Он вышел, но минут через пять вошёл снова и опять был возбуждённый и оживлённый.
— Тянет меня к вам. Вот посмотрел в ваши большие серые глаза и понял, что вы настоящий буржуй. Вы не выдадите меня, не предадите за кусок воблы или за ласковое слово комиссара. А то вот и аристократочка у меня кухаркой служит, и руки готова целовать, и все такое, знаете, надрыв в ней истерический. Пять красноармейцев её изнасиловали, так с того пошло. Мужчинами грезит… Предать готова за лишнюю ласку. А накопилось у меня много. Я знаю — вы выгнать меня хотите, да не смеете.
— Я не смею выгнать вас, а не могу, — сказал Саблин. — Вы всё равно меня не послушаетесь.
— Ну, может быть, я-то и послушался бы. Я человек деликатный, — сказал комиссар.
— Тема, которую вы затронули, меня интересует. Да и всегда интересовала, — сказал Саблин.

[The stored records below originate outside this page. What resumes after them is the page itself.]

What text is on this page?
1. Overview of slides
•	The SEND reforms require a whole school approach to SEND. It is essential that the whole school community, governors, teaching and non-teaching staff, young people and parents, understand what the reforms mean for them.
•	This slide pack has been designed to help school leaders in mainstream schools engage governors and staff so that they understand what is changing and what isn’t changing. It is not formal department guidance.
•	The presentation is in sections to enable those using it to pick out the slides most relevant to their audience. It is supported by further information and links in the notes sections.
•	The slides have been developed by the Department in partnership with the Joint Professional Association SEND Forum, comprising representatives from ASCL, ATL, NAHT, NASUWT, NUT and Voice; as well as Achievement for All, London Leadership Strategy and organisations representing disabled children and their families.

— О смертной-то казни! Ну ещё бы! Так вот, я в чрезвычайке это дело понял. Видите вы… Бывали вы когда-либо на скотобойне? Ужасное, знаете, зрелище, а никого не возмущает. Иные кисейные барышни даже ездят и кровь горячую пьют, от анемии, дескать, помогает. Быкобойца считается порядочным человеком и всякий ему руку подаёт. Да, говорят, трудное ремесло, но необходимое. И уже он, конечно, не палач. Ну ещё бы — бифштексы, да ростбифы, да филеи разные это чего-нибудь да стоит. Так вот Владимир Ильич и указали, чтобы также, значит, и с людьми. Антимонии этой разводить нечего. Если хотите, тут немного и от Талмуда есть. Еврей ведь гоя за человека не считает, а за животное. Владимир Ильич и указали нам, чрезвычайкам-то, что всю эту буржуазную канитель: приговор, прокурора, священника, палача — всё это оставить надо. Просто — вывести в расход. Уничтожить, чтобы не было. И конец. У некоторых — ведь во всяком деле русский человек совершенствоваться и услужить желает — явилась такая мысль! Трупы утилизировать, чтобы и от них филе да бифштексы выкроить. И, знаете, китайцы оказались мастера этого дела. А я, понимаете, ходил с научною целью… Да, представьте себе, гараж автомобилей на Гороховой. Пол бетонный, а в углу вдоль стенки жёлоб проделан. Приговор вынесен. Тридцать человек в расход. Есть мужчины и женщины. Ночью приводят их в гараж. Полутьма. Две лампочки, уже перегоревшие, тускло горят, проволоку видно. Красноармейцы их раздевают догола. Одежда и бельё теперь цену имеют — всё равно как шкура быка. Они стоят голые, дрожат и уже многие о смерти не думают, а так холодно им и стыдно. Другие плачут, на коленях ползают, руки целуют. И приходит чекист. Есть любители. Ну, конечно, под наркозом. Кокаин либо эфир. Глаза горят, ноздри раздуты. Весь в коже. Чёрная кожаная фуражка-комиссарка на нём с большою красною звездою, шведская куртка — это ведь самый модный нынче костюм, сам Троцкий его носит — кожаные штаны и высокие сапоги. Револьвер этакий большой, сбоку, не то восемь, не то десять зарядов в нём. Вид самодовольный, наглый.